ProPublica's shaky facts

By Dave Kopel

Rocky Mountain News, Jan. 10, 2009

Jason Salzman and I have different views, and write about different topics. So there has never been an instance in which Jason and I both screwed up on the very same topic.

Until now.

The source of our dual ignominy was a Nov. 17 front pager in The Denver Post written by ProPublica, an organization that supplies investigative stories to mainstream media for free. The article was about natural gas extraction, with a focus on Colorado and Wyoming. It argued that a widely used technique called "hydraulic fracturing" endangers drinking water and public health.

Jason praised the story, while I criticized it. My column prompted a very civil e-mail from the author, Abrahm Lustgarten. He noted that I had misspelled his name, which is not "Abraham." As my editor "Vincente Carole" says, correct spelling is part of journalistic accuracy.

I had criticized the article for omitting details about an exploding house, and for not including interviews with state or local officials. Although these items were missing from the edited article that appeared in the Post, they were in the longer version of the article on the ProPublica Web site.

I actually had looked on the ProPublica site, but obviously I did not look thoroughly enough. Moreover, I failed to identify some very serious errors in the article.

The article describes a recent case in which some wells in Wyoming may have been contaminated by chemicals from hydraulic fracturing. After describing the Wyoming situation, the article continues: "The contamination in Sublette County is significant because it is the first to be documented by a federal agency, the U.S. Bureau of Land Management. But more than 1,000 other cases of contamination have been documented by courts and state and local governments in Colorado, New Mexico, Alabama, Ohio and Pennsylvania."

I asked Lustgarten for the basis for his claim about more than a thousand "documented" state cases of hydraulic fracturing water contamination. He replied: "The New Mexico Energy, Minerals and Natural Resources Department and the Colorado Oil and Gas Conservation Commission have together documented more than 1,000 cases where water was contaminated by drilling activities."

I asked David Neslin, acting director of the Colorado Oil and Gas Conservation Commission, how many cases they had "documented" of groundwater contamination from hydraulic fracturing. He said, "None."

Jodi Porter, the public information officer for the New Mexico Department, told me that the department has never compiled any numbers about groundwater contamination from hydraulic fracturing.

So ProPublica apparently pulled a bait-and-switch - citing data about contamination from any drilling-related activity, but claiming that the data were about hydraulic fracturing.

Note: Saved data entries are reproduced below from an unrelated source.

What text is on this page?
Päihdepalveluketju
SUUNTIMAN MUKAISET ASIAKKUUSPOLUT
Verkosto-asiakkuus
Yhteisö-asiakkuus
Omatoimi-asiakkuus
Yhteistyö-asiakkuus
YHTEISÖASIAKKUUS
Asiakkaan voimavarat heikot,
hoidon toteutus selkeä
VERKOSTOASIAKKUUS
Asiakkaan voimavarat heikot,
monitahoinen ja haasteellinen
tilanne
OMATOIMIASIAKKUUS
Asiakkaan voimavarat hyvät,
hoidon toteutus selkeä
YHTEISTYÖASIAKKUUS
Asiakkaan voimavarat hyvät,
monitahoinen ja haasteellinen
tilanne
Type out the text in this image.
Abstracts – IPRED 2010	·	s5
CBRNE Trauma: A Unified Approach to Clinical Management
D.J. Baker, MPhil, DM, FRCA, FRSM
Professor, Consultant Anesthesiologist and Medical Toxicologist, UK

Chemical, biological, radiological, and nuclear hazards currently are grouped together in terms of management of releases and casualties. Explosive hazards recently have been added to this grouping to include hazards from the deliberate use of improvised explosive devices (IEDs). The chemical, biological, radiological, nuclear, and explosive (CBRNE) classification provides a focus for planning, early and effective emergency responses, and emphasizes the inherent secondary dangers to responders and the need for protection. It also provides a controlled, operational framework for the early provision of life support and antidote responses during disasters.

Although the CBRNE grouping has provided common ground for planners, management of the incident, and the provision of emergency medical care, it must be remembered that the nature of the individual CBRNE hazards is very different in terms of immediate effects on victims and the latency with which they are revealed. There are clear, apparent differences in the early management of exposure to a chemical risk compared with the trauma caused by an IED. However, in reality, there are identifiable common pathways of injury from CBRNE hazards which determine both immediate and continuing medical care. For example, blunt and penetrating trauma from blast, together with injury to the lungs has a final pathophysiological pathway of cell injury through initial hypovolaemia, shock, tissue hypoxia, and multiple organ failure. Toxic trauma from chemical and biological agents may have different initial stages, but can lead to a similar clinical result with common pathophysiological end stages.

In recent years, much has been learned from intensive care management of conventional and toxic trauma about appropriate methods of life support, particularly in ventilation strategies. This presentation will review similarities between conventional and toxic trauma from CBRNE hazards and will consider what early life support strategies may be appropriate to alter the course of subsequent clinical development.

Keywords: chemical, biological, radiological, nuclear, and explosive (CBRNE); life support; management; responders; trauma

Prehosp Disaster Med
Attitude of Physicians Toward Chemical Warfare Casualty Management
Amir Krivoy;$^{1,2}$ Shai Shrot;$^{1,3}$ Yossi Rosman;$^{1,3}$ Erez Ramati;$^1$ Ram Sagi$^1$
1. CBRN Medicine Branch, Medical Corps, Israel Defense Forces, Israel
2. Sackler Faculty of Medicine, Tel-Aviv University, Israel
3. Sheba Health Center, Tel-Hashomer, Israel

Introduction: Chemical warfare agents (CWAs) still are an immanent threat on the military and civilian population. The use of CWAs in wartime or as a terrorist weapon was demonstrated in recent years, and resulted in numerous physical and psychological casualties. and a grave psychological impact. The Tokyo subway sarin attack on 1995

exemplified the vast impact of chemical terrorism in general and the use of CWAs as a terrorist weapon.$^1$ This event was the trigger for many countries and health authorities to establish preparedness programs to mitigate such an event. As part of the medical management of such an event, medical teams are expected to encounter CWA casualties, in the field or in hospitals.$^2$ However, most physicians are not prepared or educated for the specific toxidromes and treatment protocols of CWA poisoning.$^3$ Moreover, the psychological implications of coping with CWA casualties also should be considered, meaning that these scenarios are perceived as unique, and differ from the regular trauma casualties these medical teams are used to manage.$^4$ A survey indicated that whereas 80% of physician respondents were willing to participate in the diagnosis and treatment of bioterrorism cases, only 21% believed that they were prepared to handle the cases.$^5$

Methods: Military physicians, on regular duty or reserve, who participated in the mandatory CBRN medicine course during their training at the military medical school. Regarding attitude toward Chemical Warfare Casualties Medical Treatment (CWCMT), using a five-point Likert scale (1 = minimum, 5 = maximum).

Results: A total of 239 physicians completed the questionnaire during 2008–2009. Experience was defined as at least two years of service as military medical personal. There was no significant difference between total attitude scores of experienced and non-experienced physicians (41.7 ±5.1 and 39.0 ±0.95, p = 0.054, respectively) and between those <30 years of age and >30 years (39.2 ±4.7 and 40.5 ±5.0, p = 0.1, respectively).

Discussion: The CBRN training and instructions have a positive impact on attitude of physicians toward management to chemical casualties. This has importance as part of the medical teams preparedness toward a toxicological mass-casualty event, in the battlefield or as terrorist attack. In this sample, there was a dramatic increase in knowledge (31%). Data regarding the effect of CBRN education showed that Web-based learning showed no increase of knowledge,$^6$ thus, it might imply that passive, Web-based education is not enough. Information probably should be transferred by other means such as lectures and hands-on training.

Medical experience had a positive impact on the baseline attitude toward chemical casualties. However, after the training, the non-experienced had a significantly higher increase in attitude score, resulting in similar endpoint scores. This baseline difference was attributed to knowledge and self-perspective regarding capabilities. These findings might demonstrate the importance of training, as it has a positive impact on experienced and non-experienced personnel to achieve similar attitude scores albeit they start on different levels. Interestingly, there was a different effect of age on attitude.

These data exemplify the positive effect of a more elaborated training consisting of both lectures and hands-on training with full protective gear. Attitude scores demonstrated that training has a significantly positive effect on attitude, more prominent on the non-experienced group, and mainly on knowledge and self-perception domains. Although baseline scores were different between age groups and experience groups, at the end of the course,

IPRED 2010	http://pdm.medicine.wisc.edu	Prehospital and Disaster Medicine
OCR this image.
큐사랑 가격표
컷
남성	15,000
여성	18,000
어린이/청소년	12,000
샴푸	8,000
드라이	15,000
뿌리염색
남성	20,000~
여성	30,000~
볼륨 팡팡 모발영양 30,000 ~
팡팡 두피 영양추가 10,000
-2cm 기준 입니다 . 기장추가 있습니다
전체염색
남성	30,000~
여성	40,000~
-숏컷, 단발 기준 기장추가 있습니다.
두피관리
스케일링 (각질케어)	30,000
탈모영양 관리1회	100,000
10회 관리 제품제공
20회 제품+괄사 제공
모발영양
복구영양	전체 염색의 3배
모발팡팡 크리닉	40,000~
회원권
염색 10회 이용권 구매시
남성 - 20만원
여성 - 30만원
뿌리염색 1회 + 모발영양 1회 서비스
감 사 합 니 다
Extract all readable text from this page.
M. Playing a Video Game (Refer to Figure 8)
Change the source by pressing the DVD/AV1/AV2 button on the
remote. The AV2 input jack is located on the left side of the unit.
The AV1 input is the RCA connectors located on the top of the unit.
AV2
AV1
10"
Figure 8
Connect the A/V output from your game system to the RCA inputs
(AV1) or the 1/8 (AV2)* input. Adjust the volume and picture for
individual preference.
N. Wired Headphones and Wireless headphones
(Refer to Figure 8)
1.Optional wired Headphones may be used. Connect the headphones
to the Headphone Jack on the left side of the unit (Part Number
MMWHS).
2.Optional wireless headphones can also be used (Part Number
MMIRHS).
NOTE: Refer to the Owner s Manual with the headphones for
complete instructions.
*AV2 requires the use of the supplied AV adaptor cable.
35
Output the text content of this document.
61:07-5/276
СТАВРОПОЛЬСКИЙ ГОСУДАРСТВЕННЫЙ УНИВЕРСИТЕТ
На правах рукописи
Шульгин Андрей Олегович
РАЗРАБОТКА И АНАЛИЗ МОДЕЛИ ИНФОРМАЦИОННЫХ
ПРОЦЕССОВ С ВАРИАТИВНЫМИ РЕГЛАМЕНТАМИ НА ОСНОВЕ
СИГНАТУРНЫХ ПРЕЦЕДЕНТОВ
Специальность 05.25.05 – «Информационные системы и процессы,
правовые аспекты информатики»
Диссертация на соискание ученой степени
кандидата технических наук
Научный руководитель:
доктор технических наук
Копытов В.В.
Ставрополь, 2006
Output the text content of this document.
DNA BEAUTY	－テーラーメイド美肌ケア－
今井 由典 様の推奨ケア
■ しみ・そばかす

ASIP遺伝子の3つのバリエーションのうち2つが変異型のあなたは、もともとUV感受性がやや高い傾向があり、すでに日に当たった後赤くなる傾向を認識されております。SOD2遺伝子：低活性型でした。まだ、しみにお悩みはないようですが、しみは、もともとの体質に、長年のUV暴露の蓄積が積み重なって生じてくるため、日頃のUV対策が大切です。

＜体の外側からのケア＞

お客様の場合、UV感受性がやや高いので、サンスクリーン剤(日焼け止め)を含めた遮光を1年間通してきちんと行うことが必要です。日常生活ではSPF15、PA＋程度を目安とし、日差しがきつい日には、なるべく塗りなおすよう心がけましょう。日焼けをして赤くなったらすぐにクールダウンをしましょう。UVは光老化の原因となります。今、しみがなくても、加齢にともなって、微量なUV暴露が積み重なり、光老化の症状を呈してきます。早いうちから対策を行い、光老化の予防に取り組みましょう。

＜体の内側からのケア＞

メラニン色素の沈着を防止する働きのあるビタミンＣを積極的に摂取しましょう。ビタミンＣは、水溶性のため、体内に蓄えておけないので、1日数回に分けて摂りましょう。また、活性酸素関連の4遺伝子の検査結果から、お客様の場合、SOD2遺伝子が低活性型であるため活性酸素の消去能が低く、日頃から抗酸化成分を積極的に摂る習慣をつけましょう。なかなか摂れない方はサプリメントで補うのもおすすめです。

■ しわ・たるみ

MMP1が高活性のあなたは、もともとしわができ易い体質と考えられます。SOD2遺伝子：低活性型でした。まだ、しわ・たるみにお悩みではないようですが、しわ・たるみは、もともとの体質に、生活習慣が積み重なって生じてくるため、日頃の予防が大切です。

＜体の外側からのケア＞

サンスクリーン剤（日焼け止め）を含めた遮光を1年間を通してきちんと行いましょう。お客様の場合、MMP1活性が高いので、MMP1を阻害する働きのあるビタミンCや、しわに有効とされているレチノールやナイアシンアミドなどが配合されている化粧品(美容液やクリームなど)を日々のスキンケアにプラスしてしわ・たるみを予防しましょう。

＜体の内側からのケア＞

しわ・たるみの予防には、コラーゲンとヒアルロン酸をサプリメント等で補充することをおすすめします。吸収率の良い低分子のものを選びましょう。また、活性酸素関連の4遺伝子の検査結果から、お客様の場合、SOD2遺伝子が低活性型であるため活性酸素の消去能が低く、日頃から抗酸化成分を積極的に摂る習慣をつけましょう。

The Colorado experience of zero cases of water contamination from hydraulic fracturing is consistent with the 2002 study from the Interstate Oil and Gas Compact Commission (a consortium of state regulatory agencies). The Commission surveyed regulatory agencies in 28 states (including Colorado and the other four states where ProPublica claimed that there were more than 1,000 "documented" cases of contamination). The response covered the entire history of hydraulic fracturing in those states. Every single one of those 28 states reported that there had never been groundwater harm due to fracturing.

The ProPublica article did not report the evidence from that government study, but brusquely dismissed it as "an anecdotal survey done a decade ago." Actually, the 2002 study has no anecdotes, and with a dataset of almost a million wells, it cannot plausibly be considered "anecdotal."

The theme of the ProPublica article, headlined "Buried Secrets," is the natural gas industry's refusal to disclose a list of all chemicals which are injected into the ground in hydraulic fracturing. The article accurately characterizes the Colorado Oil and Gas Conservation Commission as the "most stringent" regulatory agency regarding hydraulic fracturing.

The COGCC promulgated its final draft rules on Nov. 7, before the Nov. 13 ProPublica article, and before its Nov. 17 appearance in the Post. The article misdescribes the new regulations, and, significantly, omits the fact that the commission's new disclosure rule is nearly identical to what the drilling company Halliburton proposed in its June testimony to the commission. Section 205 of the new regulations protects drillers' trade secrets about the precise chemical recipes, while mandating full disclosure when specifically needed by the state for health or environmental protection.

So the morality tale of "Buried Secrets" is false. The true story is that the industry offered to do the right thing, and the most stringent regulatory agency accepted the offer.

I e-mailed Lustgarten about the issues raised in this column. He replied: "Thanks for your note. You clearly have very strong opinions, not only about these issues, but also about how they should be reported. That is your right. I don't see any reasonable possibility of changing your mind, either on what the facts show about hydraulic fracturing, or about our reporting and writing."

The response does not explain why so many key "facts" in the ProPublica article are indisputably false.